Asked: April 10, 2019 - 6:13 am UTC

Last updated: April 16, 2019 - 9:56 am UTC

Version: 12.2

Viewed 1000+ times

You Asked

Hi

We have merge statements which get their values from non deterministic functions.
Some of the updates merge does are not 'real' in a sence that actual values do not change.
We would prefer so that these updates are not made at all but do not want those functions to be evaluated twice .

How can we accomplish this in an Oracle supported way ?
Only way we have found sofar is by using undocumented materialize hint.

Here is simple test case for this.

create or replace package lhkoep as
    function lhkoe(p_a number, p_b varchar2, p_c date) return varchar2 ;
end;
/

create or replace package body lhkoep as
    function lhkoe(p_a number, p_b varchar2, p_c date) return varchar2 is
    begin
        dbms_lock.sleep(1);
        return p_a;
    end;
end;
/


select 
    lhkoep.lhkoe(x, 'A', TO_DATE('20190103','YYYYMMDD') )
from (
select
    level x
from 
    dual connect by level < 5
);
-- 4 seconds.
    
select 
    lhkoep.lhkoe(x,'A', TO_DATE('20190103','YYYYMMDD') )
  from 
(select 
     level x
from 
    dual connect by level < 5
)
where not ((lhkoep.lhkoe(x,'A', TO_DATE('20190103','YYYYMMDD') ) is null
       and X is null)
       or (lhkoep.lhkoe(X,'A', TO_DATE('20190103','YYYYMMDD') ) = X)
       );
-- 8 s

select 
    lhkoep.lhkoe(x,'A', TO_DATE('20190103','YYYYMMDD') )
  from 
(select 
     level x
from 
    dual connect by level < 5
)
where ((lhkoep.lhkoe(x,'A', TO_DATE('20190103','YYYYMMDD') ) is null
       and X is null)
       or (lhkoep.lhkoe(X,'A', TO_DATE('20190103','YYYYMMDD') ) = X)
       );
-- 12 s


     
select 
   new_v
from (  
     select 
         lhkoep.lhkoe(x,'A', TO_DATE('20190103','YYYYMMDD') )  new_v,
         x old_v
       from 
           (select 
                 level x
             from 
                  dual connect by level < 5
           )
     )
where ((new_v is null and old_v is null)
      or (new_v = old_v));
-- -- -- 12 s
with d as (
select --+ MATERIALIZE
         lhkoep.lhkoe(x,'A', TO_DATE('20190103','YYYYMMDD') )  new_v,
         x old_v
       from 
           (select 
                 level x
             from 
                  dual connect by level < 5
           )
)
select 
   new_v
from d
where ((new_v is null and old_v is null)
      or (new_v = old_v));
-- 4 s

and Chris said...

We have merge statements which get their values from non deterministic functions.

That sounds... dangerous...

Anyway, just push the function call into your row generator and you'll be back to 4s execution times:

set timing on

with d as (
  select new_v,
         x old_v
  from (
    select level x,
           lhkoep.lhkoe (level,'A',to_date ('20190103','YYYYMMDD')) new_v
    from   dual 
    connect by level < 5
  )
)
select new_v
from   d
where (
  ( new_v is null and old_v is null ) or 
  ( new_v = old_v )
);

NEW_V   
1       
2       
3       
4       

Elapsed: 00:00:04.571

Rating

(3 ratings)

Is this answer out of date?

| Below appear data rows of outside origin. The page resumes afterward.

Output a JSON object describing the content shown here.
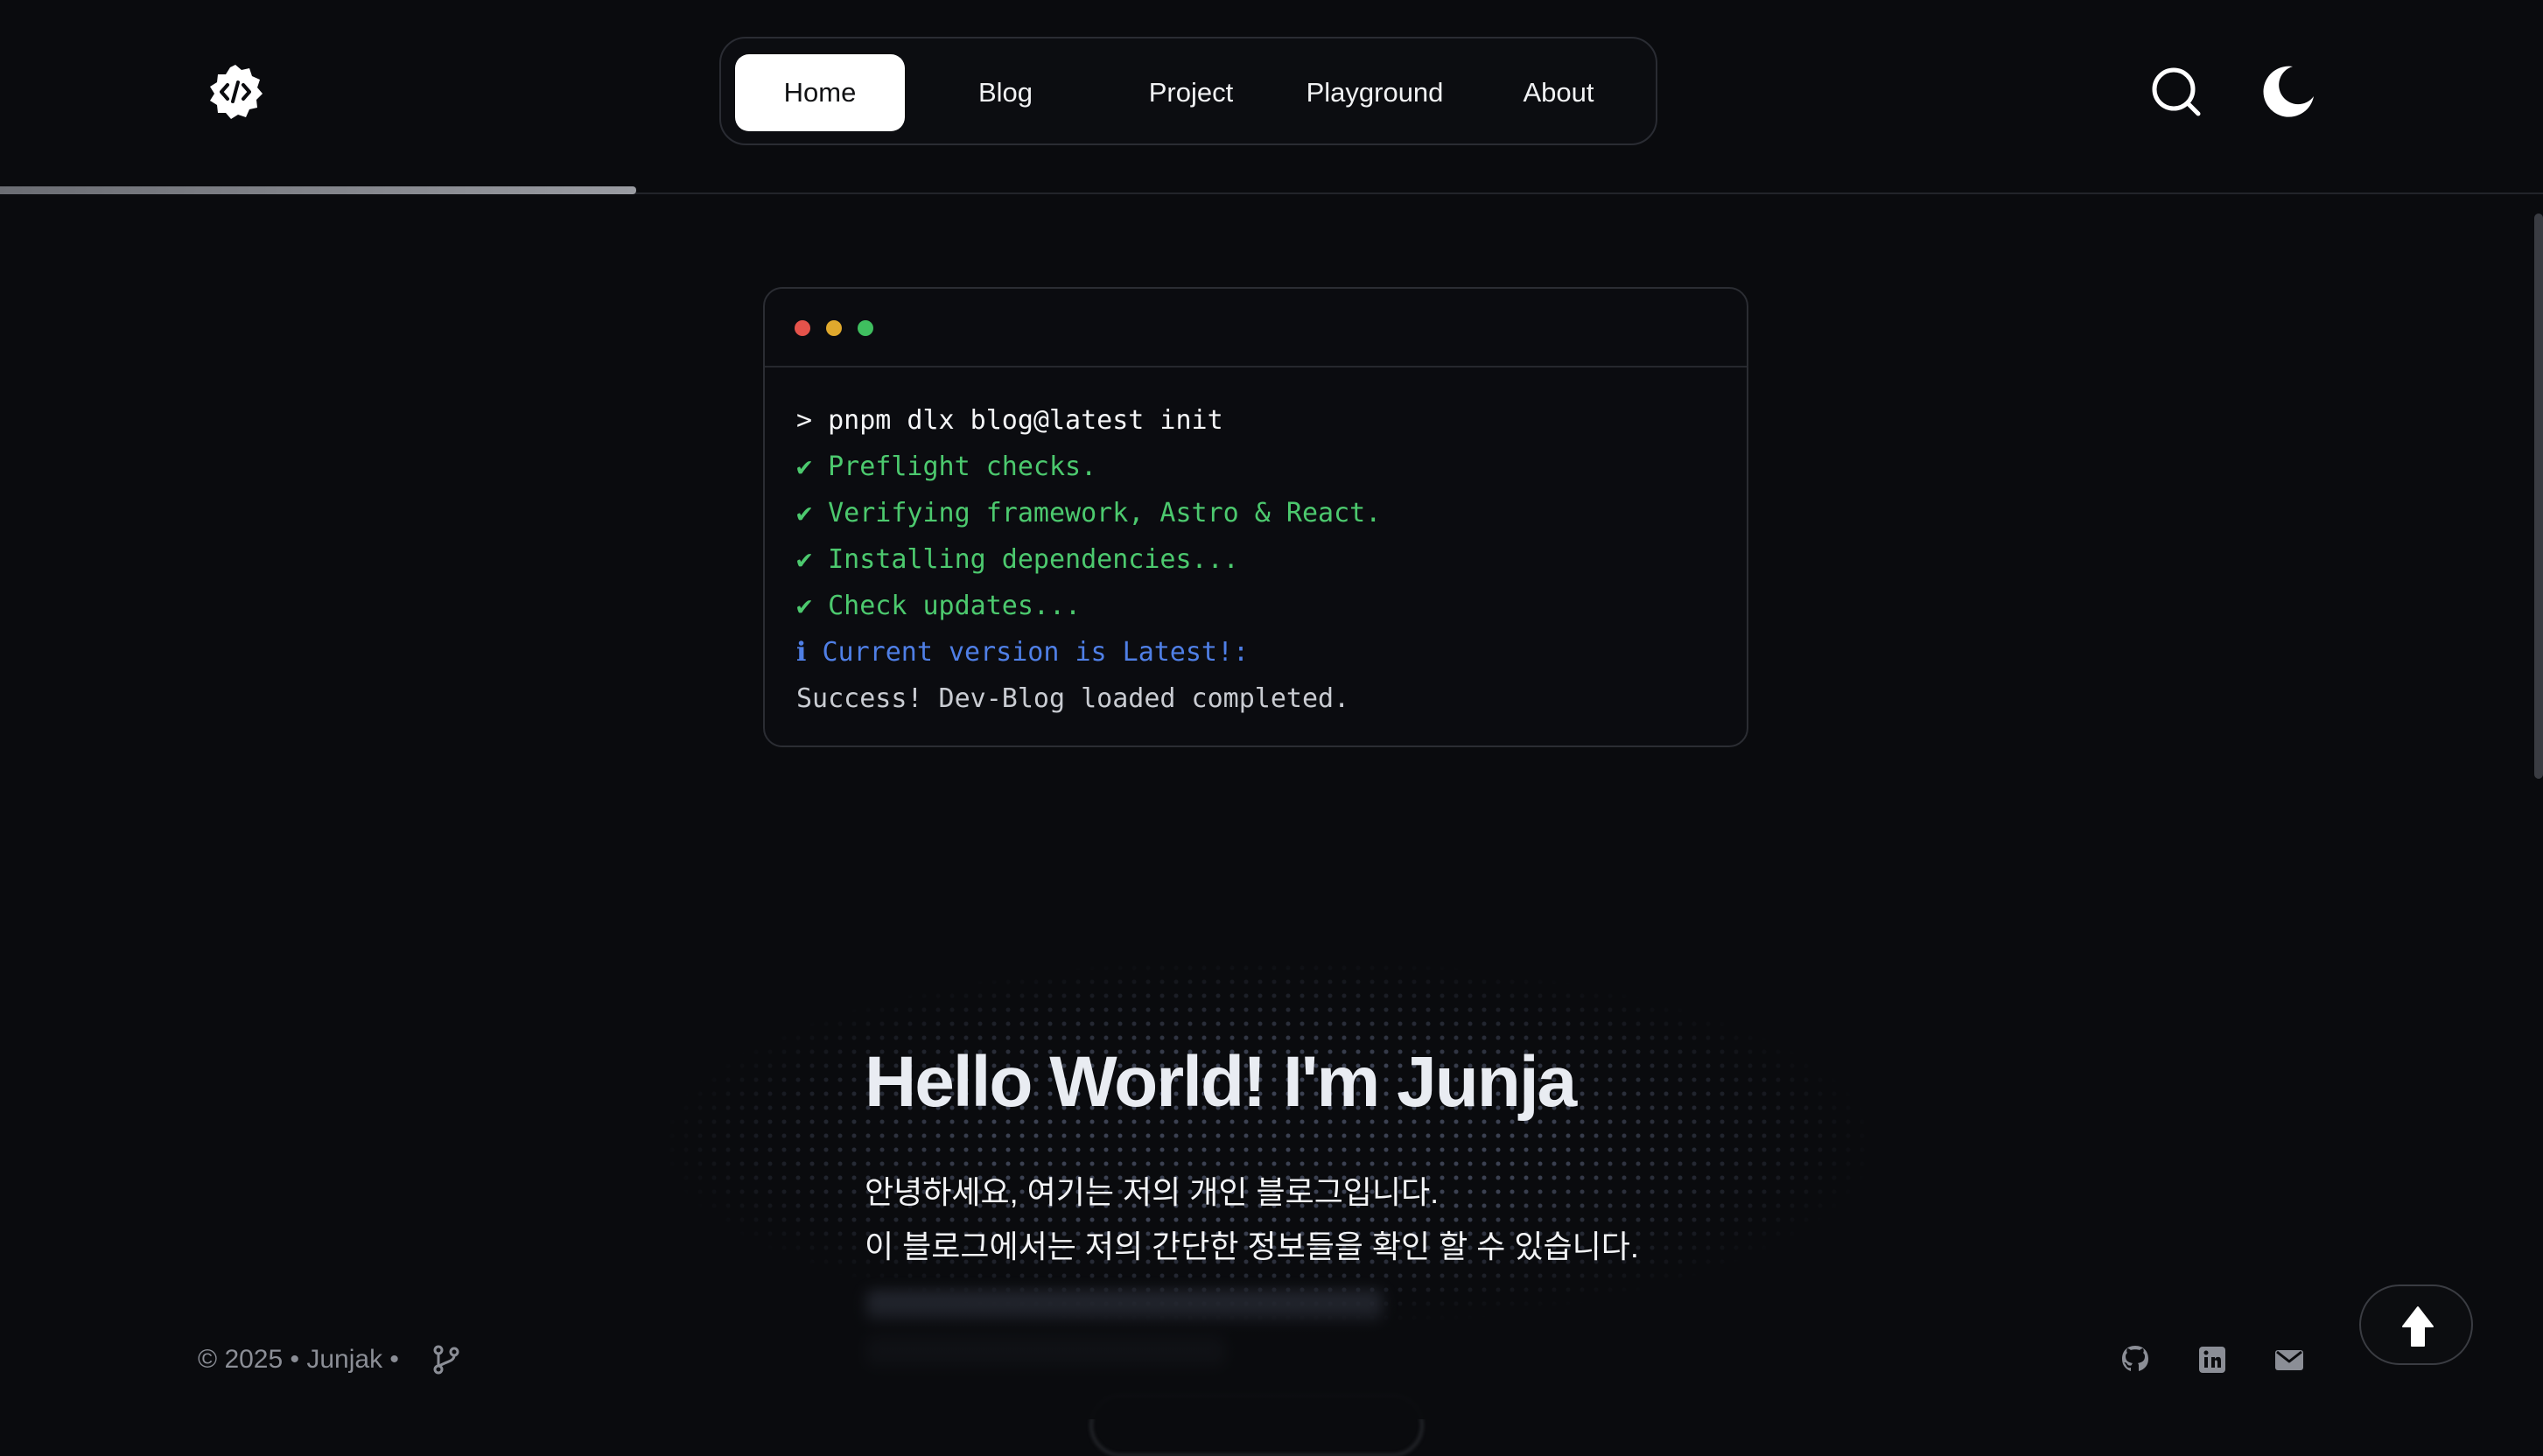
{
  "colors": {
    "background": "#0a0b0e",
    "accent_green": "#4cc96e",
    "accent_blue": "#4f7fe6",
    "dot_red": "#e5534b",
    "dot_yellow": "#e0a92d",
    "dot_green": "#3fbf5f"
  },
  "header": {
    "logo_icon": "code-badge-icon",
    "nav": [
      {
        "label": "Home",
        "active": true
      },
      {
        "label": "Blog",
        "active": false
      },
      {
        "label": "Project",
        "active": false
      },
      {
        "label": "Playground",
        "active": false
      },
      {
        "label": "About",
        "active": false
      }
    ],
    "search_icon": "search-icon",
    "theme_icon": "moon-icon"
  },
  "reading_progress": 0.25,
  "terminal": {
    "lines": [
      {
        "text": "> pnpm dlx blog@latest init",
        "kind": "cmd"
      },
      {
        "text": "✔ Preflight checks.",
        "kind": "ok"
      },
      {
        "text": "✔ Verifying framework, Astro & React.",
        "kind": "ok"
      },
      {
        "text": "✔ Installing dependencies...",
        "kind": "ok"
      },
      {
        "text": "✔ Check updates...",
        "kind": "ok"
      },
      {
        "text": "ℹ Current version is Latest!:",
        "kind": "info"
      },
      {
        "text": "Success! Dev-Blog loaded completed.",
        "kind": "success"
      }
    ]
  },
  "hero": {
    "title": "Hello World! I'm Junja",
    "line1": "안녕하세요, 여기는 저의 개인 블로그입니다.",
    "line2": "이 블로그에서는 저의 간단한 정보들을 확인 할 수 있습니다."
  },
  "footer": {
    "copyright": "© 2025 • Junjak •",
    "branch_icon": "git-branch-icon",
    "social_icons": [
      "github-icon",
      "linkedin-icon",
      "mail-icon"
    ]
  },
  "scroll_top_icon": "arrow-up-icon"
}
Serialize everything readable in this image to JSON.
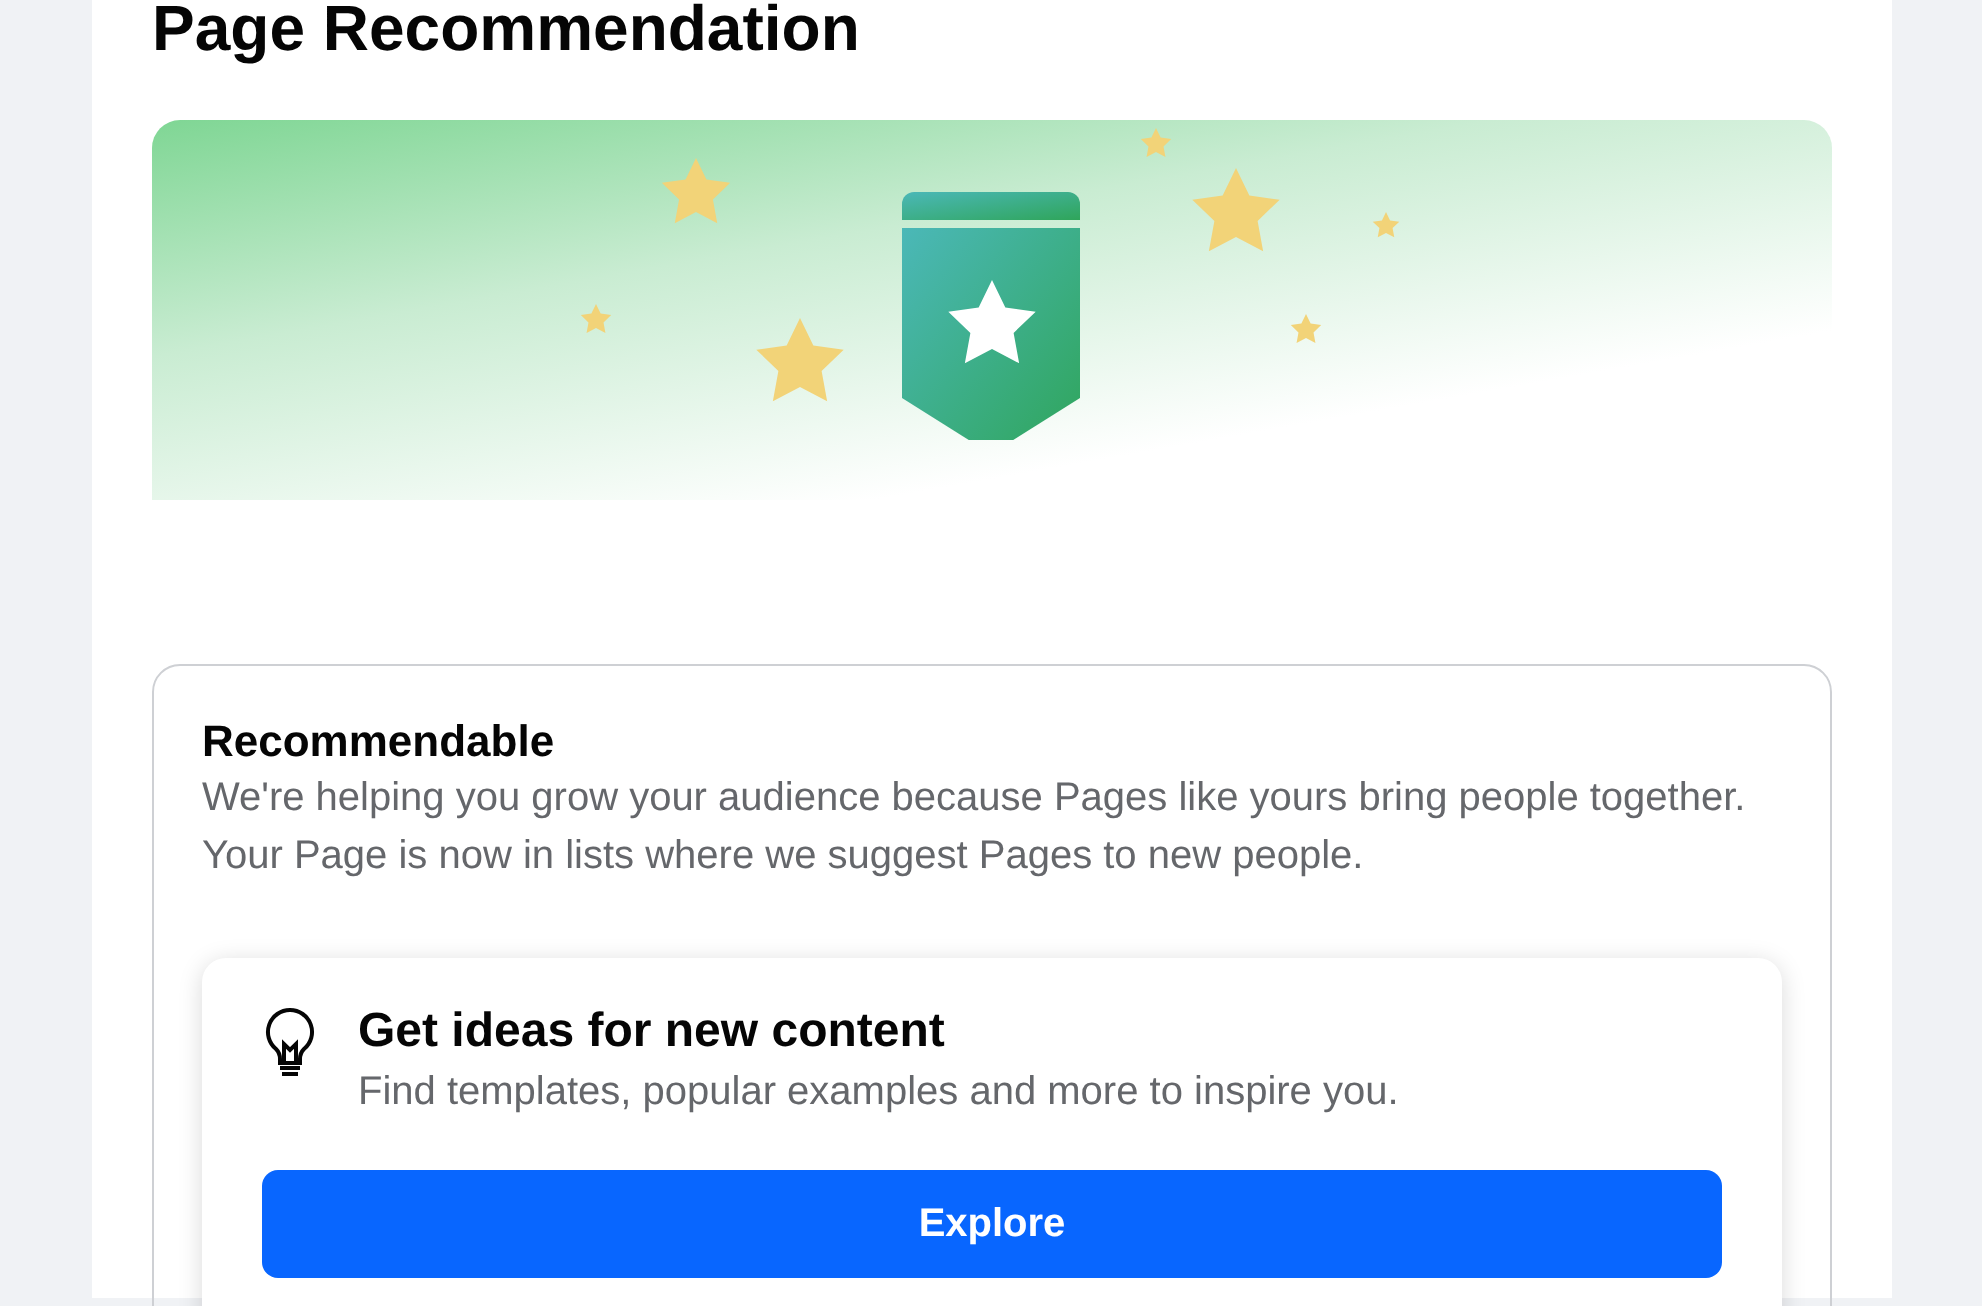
{
  "title": "Page Recommendation",
  "status_card": {
    "heading": "Recommendable",
    "description": "We're helping you grow your audience because Pages like yours bring people together. Your Page is now in lists where we suggest Pages to new people."
  },
  "idea_card": {
    "heading": "Get ideas for new content",
    "description": "Find templates, popular examples and more to inspire you.",
    "button": "Explore"
  }
}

If it is, please let us know via a Comment

Comments

lh, April 11, 2019 - 11:22 am UTC

Hi

These functions can read data from database or access sysdate function. So in theory the results are not same when called with same parameters. In practice, they are.

My original test case seems not to have been very good.
This row generator might affect results.
When testing with regular table, results are different.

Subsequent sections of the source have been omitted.